GEBÄUDEBEREICHE
Torbereich 100 1-2 gesch.NO-Gebäude mit den Räumen (103-107) und Gang (102); OG des Torgebäudes (108/110) mit Treppe (111) ; 2-gesch. SO-Gebäude mit den Räumen (115/117) und Treppe (116); SO-Hof (112-114) mit 2-gesch. S-Gebäude (118/119)
Eingangsbereich 200 Unterteilung der N- und S-Säle in EG-Räume (200-202, 206-207). Einbau eines OG mit Unterteilung in Räume (200-202, 205-208).
Peristylbereich 300 Einbau von Brüstungsmauern und eines Zuganges in die Interkolumnien des EG. Errichtung einer Crypta (302-303).
N-Bereich 400 Sala apsidata (404-407) mit Nebenraum (401-403) und Gang (408), Teilung des O-Ganges in Cubicula (417-419).

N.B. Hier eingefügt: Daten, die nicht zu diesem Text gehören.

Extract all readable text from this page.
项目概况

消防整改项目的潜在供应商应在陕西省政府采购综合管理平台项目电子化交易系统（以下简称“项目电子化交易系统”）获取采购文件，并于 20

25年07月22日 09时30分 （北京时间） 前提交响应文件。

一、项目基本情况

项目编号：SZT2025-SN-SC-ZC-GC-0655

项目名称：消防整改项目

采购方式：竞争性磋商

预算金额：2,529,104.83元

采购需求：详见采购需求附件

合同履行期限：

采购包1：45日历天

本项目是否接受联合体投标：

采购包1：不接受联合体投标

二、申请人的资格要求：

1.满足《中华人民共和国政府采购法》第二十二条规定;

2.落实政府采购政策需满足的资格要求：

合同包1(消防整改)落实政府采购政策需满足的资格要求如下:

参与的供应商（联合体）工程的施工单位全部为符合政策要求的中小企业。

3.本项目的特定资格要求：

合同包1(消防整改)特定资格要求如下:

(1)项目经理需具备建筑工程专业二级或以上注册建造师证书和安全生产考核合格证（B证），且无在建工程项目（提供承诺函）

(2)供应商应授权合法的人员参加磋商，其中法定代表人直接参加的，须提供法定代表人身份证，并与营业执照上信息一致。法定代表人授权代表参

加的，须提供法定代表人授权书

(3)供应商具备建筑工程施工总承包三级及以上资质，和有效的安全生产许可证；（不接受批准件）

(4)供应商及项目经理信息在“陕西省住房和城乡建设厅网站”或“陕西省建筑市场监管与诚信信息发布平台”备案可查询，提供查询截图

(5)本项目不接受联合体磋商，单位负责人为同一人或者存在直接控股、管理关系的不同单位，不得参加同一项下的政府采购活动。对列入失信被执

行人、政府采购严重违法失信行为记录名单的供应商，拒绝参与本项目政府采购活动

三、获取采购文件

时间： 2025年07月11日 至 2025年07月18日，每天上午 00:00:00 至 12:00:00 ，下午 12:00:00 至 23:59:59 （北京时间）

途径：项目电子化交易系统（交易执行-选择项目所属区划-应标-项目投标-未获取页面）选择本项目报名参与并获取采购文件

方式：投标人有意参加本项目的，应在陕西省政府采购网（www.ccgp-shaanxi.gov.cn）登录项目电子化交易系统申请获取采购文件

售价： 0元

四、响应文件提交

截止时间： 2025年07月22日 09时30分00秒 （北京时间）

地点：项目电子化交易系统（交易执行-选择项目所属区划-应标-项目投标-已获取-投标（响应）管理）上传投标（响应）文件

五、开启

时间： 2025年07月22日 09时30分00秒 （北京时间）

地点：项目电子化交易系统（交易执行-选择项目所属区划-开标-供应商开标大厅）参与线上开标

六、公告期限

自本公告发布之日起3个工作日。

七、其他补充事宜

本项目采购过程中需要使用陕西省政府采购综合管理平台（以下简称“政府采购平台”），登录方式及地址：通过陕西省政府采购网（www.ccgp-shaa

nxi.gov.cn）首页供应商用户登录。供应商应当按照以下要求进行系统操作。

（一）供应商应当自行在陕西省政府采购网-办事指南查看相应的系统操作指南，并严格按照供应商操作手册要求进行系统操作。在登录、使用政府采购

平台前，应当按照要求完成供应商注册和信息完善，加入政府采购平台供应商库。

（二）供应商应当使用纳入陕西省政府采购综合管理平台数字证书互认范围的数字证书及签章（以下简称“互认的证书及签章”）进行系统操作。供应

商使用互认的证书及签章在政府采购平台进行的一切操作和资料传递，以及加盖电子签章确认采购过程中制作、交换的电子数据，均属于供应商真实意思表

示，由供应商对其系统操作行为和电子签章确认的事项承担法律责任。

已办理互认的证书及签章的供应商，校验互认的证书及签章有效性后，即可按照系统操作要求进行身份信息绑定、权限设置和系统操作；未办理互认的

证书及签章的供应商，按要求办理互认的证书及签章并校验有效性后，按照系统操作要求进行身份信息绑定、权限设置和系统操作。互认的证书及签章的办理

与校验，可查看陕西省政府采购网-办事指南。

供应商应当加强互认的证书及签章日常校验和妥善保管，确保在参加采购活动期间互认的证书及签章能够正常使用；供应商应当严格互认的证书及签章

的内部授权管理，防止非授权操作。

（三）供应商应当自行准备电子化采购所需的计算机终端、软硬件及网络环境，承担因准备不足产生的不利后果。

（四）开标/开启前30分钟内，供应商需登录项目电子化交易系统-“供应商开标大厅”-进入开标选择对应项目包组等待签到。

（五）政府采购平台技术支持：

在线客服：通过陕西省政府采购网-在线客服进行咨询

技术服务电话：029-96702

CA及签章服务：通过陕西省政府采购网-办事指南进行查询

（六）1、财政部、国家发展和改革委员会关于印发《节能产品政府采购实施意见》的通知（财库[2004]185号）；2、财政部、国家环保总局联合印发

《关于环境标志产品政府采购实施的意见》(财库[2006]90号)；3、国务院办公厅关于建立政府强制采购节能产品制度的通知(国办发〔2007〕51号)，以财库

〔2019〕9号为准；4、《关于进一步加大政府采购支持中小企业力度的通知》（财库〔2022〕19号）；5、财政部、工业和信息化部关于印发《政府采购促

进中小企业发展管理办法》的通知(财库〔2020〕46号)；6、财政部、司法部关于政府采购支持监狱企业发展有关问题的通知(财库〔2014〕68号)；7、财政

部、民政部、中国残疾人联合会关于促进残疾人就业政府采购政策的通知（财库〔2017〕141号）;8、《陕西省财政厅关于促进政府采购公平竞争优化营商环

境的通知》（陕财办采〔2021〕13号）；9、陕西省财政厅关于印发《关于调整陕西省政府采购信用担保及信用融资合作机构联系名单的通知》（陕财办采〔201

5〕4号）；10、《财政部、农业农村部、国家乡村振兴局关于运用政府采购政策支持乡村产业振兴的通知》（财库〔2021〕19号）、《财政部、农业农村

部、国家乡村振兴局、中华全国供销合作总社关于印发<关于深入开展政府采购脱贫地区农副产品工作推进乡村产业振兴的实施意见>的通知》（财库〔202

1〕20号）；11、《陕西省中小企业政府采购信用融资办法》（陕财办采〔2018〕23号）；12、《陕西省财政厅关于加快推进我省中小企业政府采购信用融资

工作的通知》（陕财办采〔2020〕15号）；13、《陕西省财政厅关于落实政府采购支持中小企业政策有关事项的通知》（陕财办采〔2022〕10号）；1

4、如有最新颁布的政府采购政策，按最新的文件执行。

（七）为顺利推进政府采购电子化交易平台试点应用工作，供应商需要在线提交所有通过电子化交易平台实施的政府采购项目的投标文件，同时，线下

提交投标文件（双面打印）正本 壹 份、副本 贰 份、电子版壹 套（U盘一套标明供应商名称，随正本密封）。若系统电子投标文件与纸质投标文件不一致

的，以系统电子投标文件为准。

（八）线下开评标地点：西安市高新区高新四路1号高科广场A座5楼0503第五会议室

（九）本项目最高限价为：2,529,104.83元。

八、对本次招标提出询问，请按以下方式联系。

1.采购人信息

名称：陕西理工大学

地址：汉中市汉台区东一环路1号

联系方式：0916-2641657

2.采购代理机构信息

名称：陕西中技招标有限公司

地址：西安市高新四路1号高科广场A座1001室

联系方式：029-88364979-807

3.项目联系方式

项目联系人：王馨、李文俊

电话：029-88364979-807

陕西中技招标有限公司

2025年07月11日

S-Bereich 500 Umbau des Atriolums in eine 2-gesch. korinthische Anlage. Aufgabe des Balneum und Einbau einer Treppe in das Tepidarium, Neugestaltung der Räume (507-508) mit Seiteneingang (509), Küchentrakt mit neuer Ausstattung (512-514), Nebenräumen (515-516, 518) und Latrine (519).
Hauptbau 600 Umgestaltung der NW-Räume (604-607), des Tablinums (602) und der Raumgruppen (620-626 und 630-636).

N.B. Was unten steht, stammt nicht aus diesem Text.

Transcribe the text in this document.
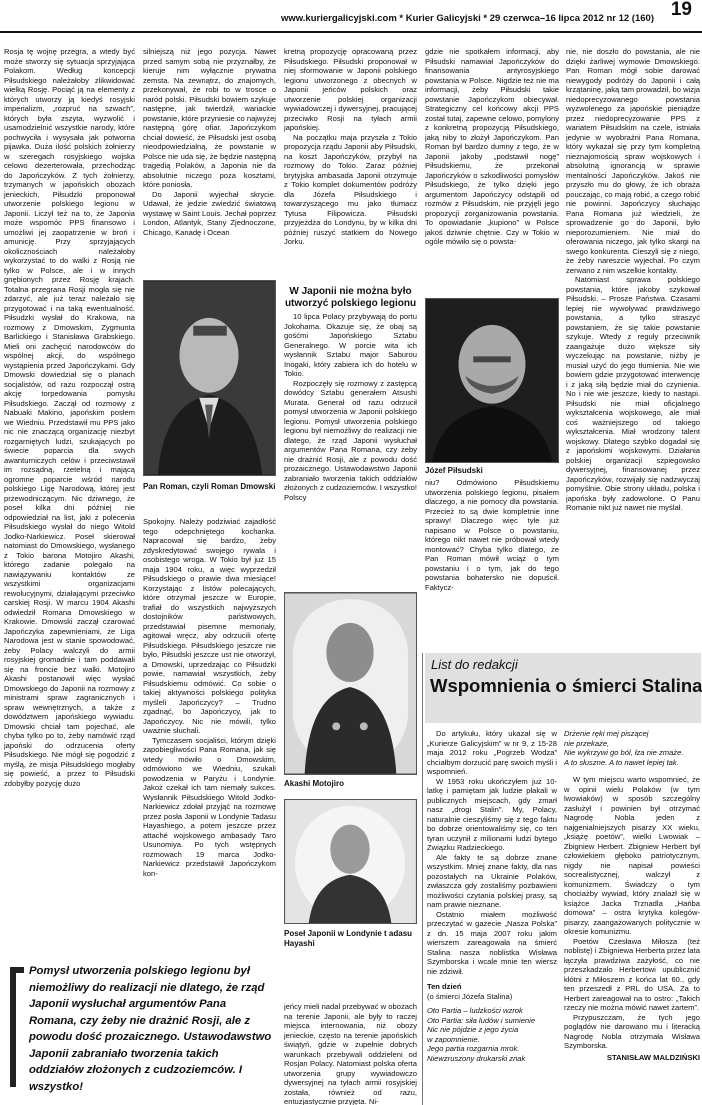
www.kuriergalicyjski.com * Kurier Galicyjski * 29 czerwca–16 lipca 2012 nr 12 (160) 19

Rosja tę wojnę przegra, a wtedy być może stworzy się sytuacja sprzyjająca Polakom. Według koncepcji Piłsudskiego należałoby zlikwidować wielką Rosję. Pociąć ją na elementy z których utworzy ją kiedyś rosyjski imperializm, „rozpruć na szwach”, których była zszyta, wyzwolić i usamodzielnić wszystkie narody, które pochwyciła i wysysała jak potworna pijawka. Duża ilość polskich żołnierzy w szeregach rosyjskiego wojska celowo dezerterowała, przechodząc do Japończyków. Z tych żołnierzy, trzymanych w japońskich obozach jenieckich, Piłsudzki proponował utworzenie polskiego legionu w Japonii. Liczył też na to, że Japonia może wspomóc PPS finansowo i umożliwi jej zaopatrzenie w broń i amunicję. Przy sprzyjających okolicznościach należałoby wykorzystać to do walki z Rosją nie tylko w Polsce, ale i w innych gnębionych przez Rosję krajach. Totalna przegrana Rosji mogła się nie zdarzyć, ale już teraz należało się przygotować i na taką ewentualność. Piłsudzki wysłał do Krakowa, na rozmowy z Dmowskim, Zygmunta Barlickiego i Stanisława Grabskiego. Mieli oni zachęcić narodowców do wspólnej akcji, do wspólnego wystąpienia przed Japończykami. Gdy Dmowski dowiedział się o planach socjalistów, od razu rozpoczął ostrą akcję torpedowania pomysłu Piłsudskiego. Zaczął od rozmowy z Nabuaki Makino, japońskim posłem we Wiedniu. Przedstawił mu PPS jako nic nie znaczącą organizację niezbyt rozgarniętych ludzi, szukających po świecie poparcia dla swych awanturniczych celów i przeciwstawił im rozsądną, rzetelną i mającą ogromne poparcie wśród narodu polskiego Ligę Narodową, której jest przewodniczącym. Nic dziwnego, że poseł kilka dni później nie odpowiedział na list, jaki z polecenia Piłsudskiego wysłał do niego Witold Jodko-Narkiewicz. Poseł skierował natomiast do Dmowskiego, wysłanego z Tokio barona Motojiro Akashi, którego zadanie polegało na nawiązywaniu kontaktów ze wszystkimi organizacjami rewolucyjnymi, działającymi przeciwko carskiej Rosji. W marcu 1904 Akashi odwiedził Romana Dmowskiego w Krakowie. Dmowski zaczął czarować Japończyka zapewnieniami, że Liga Narodowa jest w stanie spowodować, żeby Polacy walczyli do armii rosyjskiej gromadnie i tam poddawali się na froncie bez walki. Motojiro Akashi postanowił więc wysłać Dmowskiego do Japonii na rozmowy z ministrami spraw zagranicznych i spraw wewnętrznych, a także z dowództwem japońskiego wywiadu. Dmowski chciał tam pojechać, ale chyba tylko po to, żeby namówić rząd japoński do odrzucenia oferty Piłsudskiego. Nie mógł się pogodzić z myślą, że misja Piłsudskiego mogłaby się powieść, a przez to Piłsudski zdobyłby pozycję dużo

silniejszą niż jego pozycja. Nawet przed samym sobą nie przyznałby, że kieruje nim wyłącznie prywatna zemsta. Na zewnątrz, do znajomych, przekonywał, że robi to w trosce o naród polski. Piłsudski bowiem szykuje następne, jak twierdził, wariackie powstanie, które przyniesie co najwyżej następną górę ofiar. Japończykom chciał dowieść, że Piłsudski jest osobą nieodpowiedzialną, że powstanie w Polsce nie uda się, że będzie następną tragedią Polaków, a Japonia nie da absolutnie niczego poza kosztami, które poniosła.

Do Japonii wyjechał skrycie. Udawał, że jedzie zwiedzić światową wystawę w Saint Louis. Jechał poprzez London, Atlantyk, Stany Zjednoczone, Chicago, Kanadę i Ocean

Pan Roman, czyli Roman Dmowski

Spokojny. Należy podziwiać zajadłość tego odepchniętego kochanka. Napracował się bardzo, żeby zdyskredytować swojego rywala i osobistego wroga. W Tokio był już 15 maja 1904 roku, a więc wyprzedził Piłsudskiego o prawie dwa miesiące! Korzystając z listów polecających, które otrzymał jeszcze w Europie, trafiał do wszystkich najwyższych dostojników państwowych, przedstawiał pisemne memoriały, agitował wręcz, aby odrzucili ofertę Piłsudskiego. Piłsudskiego jeszcze nie było, Piłsudski jeszcze ust nie otworzył, a Dmowski, uprzedzając co Piłsudzki powie, namawiał wszystkich, żeby Piłsudskiemu odmówić. Co sobie o takiej aktywności polskiego polityka myśleli Japończycy? – Trudno zgadnąć, bo Japończycy, jak to Japończycy. Nic nie mówili, tylko uważnie słuchali.

Tymczasem socjaliści, którym dzięki zapobiegliwości Pana Romana, jak się wtedy mówiło o Dmowskim, odmówiono we Wiedniu, szukali powodzenia w Paryżu i Londynie. Jakoż czekał ich tam niemały sukces. Wysłannik Piłsudskiego Witold Jodko-Narkiewicz zdołał przyjąć na rozmowę przez posła Japonii w Londynie Tadasu Hayashiego, a potem jeszcze przez attaché wojskowego ambasady Taro Usunomiya. Po tych wstępnych rozmowach 19 marca Jodko-Narkiewicz przedstawił Japończykom kon-

kretną propozycję opracowaną przez Piłsudskiego. Piłsudski proponował w niej sformowanie w Japonii polskiego legionu utworzonego z obecnych w Japonii jeńców polskich oraz utworzenie polskiej organizacji wywiadowczej i dywersyjnej, pracującej przeciwko Rosji na tyłach armii japońskiej.

Na początku maja przyszła z Tokio propozycja rządu Japonii aby Piłsudski, na koszt Japończyków, przybył na rozmowy do Tokio. Zaraz później brytyjska ambasada Japonii otrzymuje z Tokio komplet dokumentów podróży dla Józefa Piłsudskiego i towarzyszącego mu jako tłumacz Tytusa Filipowicza. Piłsudski przyjeżdża do Londynu, by w kilka dni później ruszyć statkiem do Nowego Jorku.

W Japonii nie można było utworzyć polskiego legionu

10 lipca Polacy przybywają do portu Jokohama. Okazuje się, że obaj są gośćmi Japońskiego Sztabu Generalnego. W porcie wita ich wysłannik Sztabu major Saburou Inogaki, który zabiera ich do hotelu w Tokio.

Rozpoczęły się rozmowy z zastępcą dowódcy Sztabu generałem Atsushi Murata. Generał od razu odrzucił pomysł utworzenia w Japonii polskiego legionu. Pomysł utworzenia polskiego legionu był niemożliwy do realizacji nie dlatego, że rząd Japonii wysłuchał argumentów Pana Romana, czy żeby nie drażnić Rosji, ale z powodu dość prozaicznego. Ustawodawstwo Japonii zabraniało tworzenia takich oddziałów złożonych z cudzoziemców. I wszystko! Polscy

Akashi Motojiro
Poseł Japonii w Londynie t adasu Hayashi

gdzie nie spotkałem informacji, aby Piłsudski namawiał Japończyków do finansowania antyrosyjskiego powstania w Polsce. Nigdzie też nie ma informacji, żeby Piłsudski takie powstanie Japończykom obiecywał. Strategiczny cel końcowy akcji PPS został tutaj, zapewne celowo, pomylony z konkretną propozycją Piłsudskiego, jaką niby to złożył Japończykom. Pan Roman był bardzo dumny z tego, że w Japonii jakoby „podstawił nogę” Piłsudskiemu, że przekonał Japończyków o szkodliwości pomysłów Piłsudskiego, że tylko dzięki jego argumentom Japończycy odstąpili od rozmów z Piłsudskim, nie przyjęli jego propozycji zorganizowania powstania. To opowiadanie „kupiono” w Polsce jakoś dziwnie chętnie. Czy w Tokio w ogóle mówiło się o powsta-

Józef Piłsudski

niu? Odmówiono Piłsudskiemu utworzenia polskiego legionu, pisałem dlaczego, a nie pomocy dla powstania. Przecież to są dwie kompletnie inne sprawy! Dlaczego więc tyle już napisano w Polsce o powstaniu, którego nikt nawet nie próbował wtedy montować? Chyba tylko dlatego, że Pan Roman mówił wciąż o tym powstaniu i o tym, jak do tego powstania bohatersko nie dopuścił. Faktycz-

nie, nie doszło do powstania, ale nie dzięki żarliwej wymowie Dmowskiego. Pan Roman mógł sobie darować niewygody podróży do Japonii i całą krzątaninę, jaką tam prowadził, bo wizja niedoprecyzowanego powstania wyzwolenego za japońskie pieniądze przez niedoprecyzowanie PPS z wariatem Piłsudskim na czele, istniała jedynie w wyobraźni Pana Romana, który wykazał się przy tym kompletną nieznajomością spraw wojskowych i absolutną ignorancją w sprawie mentalności Japończyków. Jakoś nie przyszło mu do głowy, że ich obraża pouczając, co mają robić, a czego robić nie powinni. Japończycy słuchając Pana Romana już wiedzieli, że sprowadzenie go do Japonii, było nieporozumieniem. Nie miał do oferowania niczego, jak tylko skargi na swego konkurenta. Cieszyli się z niego, że żeby nareszcie wyjechał. Po czym zerwano z nim wszelkie kontakty.

Natomiast sprawa polskiego powstania, które jakoby szykował Piłsudski. – Prosze Państwa. Czasami lepiej nie wywoływać prawdziwego powstania, a tylko straszyć powstaniem, że się takie powstanie szykuje. Wtedy z reguły przeciwnik zaangażuje dużo większe siły wyczekując na powstanie, niżby je musiał użyć do jego tłumienia. Nie wie bowiem gdzie przygotować interwencję i z jaką siłą będzie miał do czynienia. No i nie wie jeszcze, kiedy to nastąpi. Piłsudski nie miał oficjalnego wykształcenia wojskowego, ale miał coś ważniejszego od takiego wykształcenia. Miał wrodzony talent wojskowy. Dlatego szybko dogadał się z japońskimi wojskowymi. Działania polskiej organizacji szpiegowsko dywersyjnej, finansowanej przez Japończyków, rozwijały się nadzwyczaj pomyślnie. Obie strony układu, polska i japońska były zadowolone. O Panu Romanie nikt już nawet nie myślał.

Pomysł utworzenia polskiego legionu był niemożliwy do realizacji nie dlatego, że rząd Japonii wysłuchał argumentów Pana Romana, czy żeby nie drażnić Rosji, ale z powodu dość prozaicznego. Ustawodawstwo Japonii zabraniało tworzenia takich oddziałów złożonych z cudzoziemców. I wszystko!

jeńcy mieli nadal przebywać w obozach na terenie Japonii, ale były to raczej miejsca internowania, niż obozy jenieckie, często na terenie japońskich świątyń, gdzie w zupełnie dobrych warunkach przebywali oddzieleni od Rosjan Polacy. Natomiast polska oferta utworzenia grupy wywiadowczo dywersyjnej na tyłach armii rosyjskiej została, również od razu, entuzjastycznie przyjęta. Ni-

List do redakcji
Wspomnienia o śmierci Stalina

Do artykułu, który ukazał się w „Kurierze Galicyjskim” w nr 9, z 15-28 maja 2012 roku „Pogrzeb Wodza” chciałbym dorzucić parę swoich myśli i wspomnień.

W 1953 roku ukończyłem już 10-latkę i pamiętam jak ludzie płakali w publicznych miejscach, gdy zmarł nasz „drogi Stalin”. My, Polacy, naturalnie cieszyliśmy się z tego faktu bo dobrze orientowaliśmy się, co ten tyran uczynił z milionami ludzi bytego Związku Radzieckiego.

Ale fakty te są dobrze znane wszystkim. Mniej znane fakty, dla nas pozostałych na Ukrainie Polaków, zwłaszcza gdy zostaliśmy pozbawieni możliwości czytania polskiej prasy, są nam prawie nieznane.

Ostatnio miałem możliwość przeczytać w gazecie „Nasza Polska” z dn. 15 maja 2007 roku jakim wierszem zareagowała na śmierć Stalina nasza noblistka Wisława Szymborska i wcale mnie ten wiersz nie zdziwił.

Ten dzień

(o śmierci Józefa Stalina)

Oto Partia – ludzkości wzrok

Oto Partia: siła ludów i sumienie

Nic nie pójdzie z jego życia

w zapomnienie.

Jego partia rozgarnia mrok.

Niewzruszony drukarski znak

Drżenie ręki mej piszącej

nie przekaże,

Nie wykrzywi go ból, łza nie zmaże.

A to słuszne. A to nawet lepiej tak.

W tym miejscu warto wspomnieć, że w opinii wielu Polaków (w tym lwowiaków) w sposób szczególny zasłużył i powinien był otrzymać Nagrodę Nobla jeden z najgenialniejszych pisarzy XX wieku, „książę poetów”, wielki Lwowiak – Zbigniew Herbert. Zbigniew Herbert był człowiekiem głęboko patriotycznym, nigdy nie napisał powieści socrealistycznej, walczył z komunizmem. Świadczy o tym chociażby wywiad, który znalazł się w książce Jacka Trznadla „Hańba domowa” – ostra krytyka kolegów-pisarzy, zaangażowanych politycznie w okresie komunizmu.

Poetów Czesława Miłosza (też noblistę) i Zbigniewa Herberta przez lata łączyła prawdziwa zażyłość, co nie przeszkadzało Herbertowi upublicznić kłótni z Miłoszem z końca lat 60., gdy ten przeszedł z PRL do USA. Za to Herbert zareagował na to ostro: „Takich rzeczy nie można mówić nawet żartem”.

Przypuszczam, że tych jego poglądów nie darowano mu i literacką Nagrodę Nobla otrzymała Wisława Szymborska.

STANISŁAW MALDZIŃSKI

Portiken 700 Umbau der Porticus in Cubicula diurna (702-714) an den NW- und SW-Ecken, Raum (409) an der N/S-Achse, N-,S-,NW-SW-Loggien (701, 716, 704, 713). Neubau der Exedra (706-711), der NW-SW Portiken (700, 717) mit den Treppenanlagen (723 und 729) und der Doppelporticus (718-729).
Änderungen im Architekturstil zeichnen sich in Pompeji zu Beginn der augusteischer Zeit zunächst bei Umbauten und Reparaturen und dem Aufkommen neuer Raumformen im Stadtbild durch Exedren und Apsiden ab.130
In der Villa kommt der neue Architekturstil als beherrschendes Motiv der Verwandlung sowohl in der Exedra als auch der Sala apsidata vor. Hierbei werden auf der Basis des römischen Fussmasses Mauersteine aus gelbem Tuff in den neuen Techniken des Opus reticulatum und Opus listatum, an Mauerenden in Opus testaceum verzahnt, aber auch eigenständig oder vermischt als Opus vittatum mixtum verwendet.

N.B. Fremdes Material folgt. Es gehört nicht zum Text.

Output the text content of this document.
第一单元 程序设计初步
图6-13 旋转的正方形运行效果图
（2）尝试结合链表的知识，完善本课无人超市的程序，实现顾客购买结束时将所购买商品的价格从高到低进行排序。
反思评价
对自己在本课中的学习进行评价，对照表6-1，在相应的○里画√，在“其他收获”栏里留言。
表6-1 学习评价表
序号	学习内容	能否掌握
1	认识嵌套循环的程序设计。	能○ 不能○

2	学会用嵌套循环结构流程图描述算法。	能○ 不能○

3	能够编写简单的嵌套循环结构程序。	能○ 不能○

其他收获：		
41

Das neue Mauerwerk wurde sodann überwiegend mit Dekorationen des III.Stils überzogen, wie die vorhandenen Beispiele und schwache Farbreste in der Exedra, der Sala apsidata und den Cubicula diurna beweisen. Für die neuverlegten Fußböden wird weiterhin weißer/schwarzer Marmor der Gruppe 5 mit weißen/schwarzen Rahmen verlegt. Dazu werden jetzt aber besonders kleine Tessellae von nur 5 mm verwendet und vegetabile Ornamente eingeführt. Für Türschwellen und Fensterbänke wurde weißer Marmor verwendet131. Von den Veränderungen wurden sämtliche Bereiche der Villa betroffen.